The Future of Patent Law

The aforementioned dilemmas in patent law resulting from the use of AI in producing inventions shall require a re-evaluation of the patent law in force today. One of the solutions to the given problem could be a bifurcation between patents granted for AI assisted inventions and those that are developed solely by human inventors. As part of the patent prosecution process, the person applying for a patent is required to disclose all technology that is used in the invention and such technology is a factor for consideration during the granting of patents. Although the present legal system does not focus on the inventing process while granting patents, the future may call for such a paradigm shift. It will also ensure a fairer and more just patent system, apart from being in line with the incentive theory of patent law.

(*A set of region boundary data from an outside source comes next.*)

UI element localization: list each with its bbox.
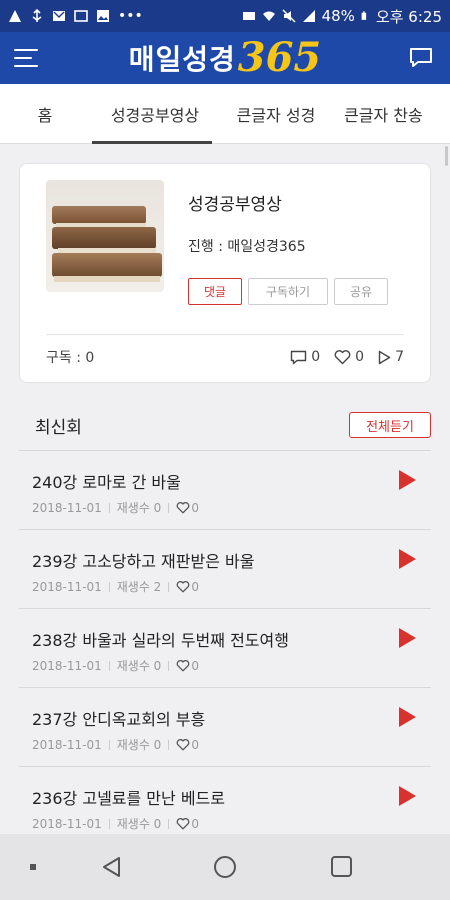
episode-meta: 2018-11-01 재생수 2 0 [32,578,199,595]
heart-icon [176,738,190,750]
tab-home[interactable]: 홈 [0,84,90,144]
episode-row[interactable]: 239강 고소당하고 재판받은 바울 2018-11-01 재생수 2 0 [19,530,431,609]
app-header: 매일성경 365 [0,32,450,84]
logo-number: 365 [237,34,322,81]
system-icons: 48% 오후 6:25 [242,6,442,27]
hamburger-icon-line [14,57,32,59]
program-host: 진행 : 매일성경365 [188,239,306,255]
episode-likes: 0 [191,579,199,594]
clock: 오후 6:25 [375,7,442,26]
wifi-icon [262,11,275,21]
heart-icon [176,580,190,592]
signal-icon [302,10,315,22]
episode-likes: 0 [191,658,199,673]
recent-apps-icon[interactable] [331,856,352,877]
category-tabs: 홈 성경공부영상 큰글자 성경 큰글자 찬송 [0,84,450,144]
battery-icon [361,11,367,20]
episode-title: 240강 로마로 간 바울 [32,473,181,492]
subscribe-button[interactable]: 구독하기 [248,278,328,305]
battery-percent: 48% [321,7,355,25]
episode-likes: 0 [191,500,199,515]
warning-icon [9,10,21,22]
episode-date: 2018-11-01 [32,500,102,515]
play-icon[interactable] [397,469,417,491]
program-thumbnail [46,180,164,292]
episode-title: 238강 바울과 실라의 두번째 전도여행 [32,631,289,650]
hamburger-icon-line [14,65,38,67]
latest-section-header: 최신회 전체듣기 [19,408,431,442]
episode-date: 2018-11-01 [32,579,102,594]
episode-title: 237강 안디옥교회의 부흥 [32,710,206,729]
episode-meta: 2018-11-01 재생수 0 0 [32,815,199,832]
program-actions: 댓글 구독하기 공유 [188,278,388,305]
comment-count: 0 [311,349,321,365]
episode-row[interactable]: 240강 로마로 간 바울 2018-11-01 재생수 0 0 [19,451,431,530]
tab-bible-study-video[interactable]: 성경공부영상 [90,84,220,144]
app-logo: 매일성경 365 [129,38,322,78]
play-icon[interactable] [397,785,417,807]
episode-plays: 재생수 0 [116,659,162,673]
episode-plays: 재생수 0 [116,817,162,831]
system-navigation-bar [0,834,450,900]
image-icon [97,10,109,22]
mail-icon [53,11,65,21]
tab-large-print-hymns[interactable]: 큰글자 찬송 [332,84,450,144]
usb-icon [32,9,42,22]
notification-icons: ••• [8,8,143,24]
program-card: 성경공부영상 진행 : 매일성경365 댓글 구독하기 공유 구독 : 0 0 … [19,163,431,383]
episode-row[interactable]: 238강 바울과 실라의 두번째 전도여행 2018-11-01 재생수 0 0 [19,609,431,688]
subscriber-count: 구독 : 0 [46,350,95,366]
home-icon[interactable] [214,856,236,878]
episode-list: 240강 로마로 간 바울 2018-11-01 재생수 0 0 239강 고소… [19,450,431,846]
episode-row[interactable]: 237강 안디옥교회의 부흥 2018-11-01 재생수 0 0 [19,688,431,767]
like-stat: 0 [334,349,364,365]
play-icon[interactable] [397,627,417,649]
message-icon[interactable] [408,46,434,70]
comment-stat: 0 [290,349,320,365]
logo-text: 매일성경 [128,43,236,76]
play-icon[interactable] [397,706,417,728]
episode-title: 236강 고넬료를 만난 베드로 [32,789,225,808]
nav-dot-icon[interactable] [30,864,36,870]
comment-button[interactable]: 댓글 [188,278,242,305]
episode-plays: 재생수 0 [116,501,162,515]
program-stats-row: 구독 : 0 0 0 7 [46,344,404,370]
hamburger-icon-line [14,49,38,51]
episode-plays: 재생수 2 [116,580,162,594]
more-notifications-icon: ••• [118,8,143,24]
episode-date: 2018-11-01 [32,737,102,752]
heart-icon [176,659,190,671]
episode-title: 239강 고소당하고 재판받은 바울 [32,552,255,571]
comment-icon [291,350,307,364]
play-outline-icon [378,350,391,364]
episode-meta: 2018-11-01 재생수 0 0 [32,736,199,753]
episode-likes: 0 [191,737,199,752]
menu-button[interactable] [14,45,42,71]
play-stat: 7 [378,349,404,365]
listen-all-button[interactable]: 전체듣기 [349,412,431,438]
status-bar: ••• 48% 오후 6:25 [0,0,450,32]
episode-likes: 0 [191,816,199,831]
scroll-indicator [445,146,448,166]
play-icon[interactable] [397,548,417,570]
like-count: 0 [355,349,365,365]
share-button[interactable]: 공유 [334,278,388,305]
mute-icon [282,9,296,23]
episode-meta: 2018-11-01 재생수 0 0 [32,657,199,674]
episode-meta: 2018-11-01 재생수 0 0 [32,499,199,516]
section-title: 최신회 [35,417,82,438]
heart-icon [334,349,351,364]
tab-large-print-bible[interactable]: 큰글자 성경 [220,84,332,144]
back-icon[interactable] [100,855,124,879]
screen-icon [74,10,88,22]
play-count: 7 [395,349,404,365]
nfc-icon [242,12,255,20]
episode-date: 2018-11-01 [32,658,102,673]
divider [46,334,404,335]
heart-icon [176,501,190,513]
episode-plays: 재생수 0 [116,738,162,752]
program-title: 성경공부영상 [188,195,282,215]
episode-date: 2018-11-01 [32,816,102,831]
heart-icon [176,817,190,829]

In addition to the specific issues raised by AI, a problem which pertains to the entirety of patent law and would be accelerated by the complexities raised by AI would be the non-expertise-based nature of Indian courts which deal with patent law. The scrutiny of whether or not certain technology would be considered as AI, or what would be considered as prior art in the determination of obviousness are questions which would require a level of expertise in technology which is higher than those generally found in most courts. The ruling of the Madras in the Bajaj case that the test of ‘obviousness’..” “..will have to be decided only in an appropriate manner in a full-fledged trial” only adds to the problem. Besides, a recent draft bill introduced by the Ministry of Finance aims at abolishing the IPAB (Intellectual Property Appellate Board) which is the only body that specialises in matters of patent in India.

The dilemma posed by creative AI assisting inventions (more specifically and speculatively, AIs inventing without human intervention) might even compel policymakers and the judiciary to reanalyze the very basics of patent law. For instance, it has been argued by Professor W. Nicholson Price II[iii] that the notion of “newness” which is envisaged in patent law does not provide “betterment”, consequently leading to huge costs for the economy and society. He argues that “progress of science and technology” is not achieved to the fullest by such patent law which mostly generates “divergent” technology. This makes the bifurcation between AI patents and manmade patents even more significant.

[i] V.K. Ahuja, Law Relating to Intellectual Property Rights (Vol. 1, 3rd edn., Lexis Nexis, 2017).

[ii] Halsbury’s Laws of India – Intellectual Property Rights II (Vol. 23, 2nd edn., 2018).

[iii] W. Nicholson Price II, ‘The Cost of Novelty’ (2018) 120(3) Columbia Law Review.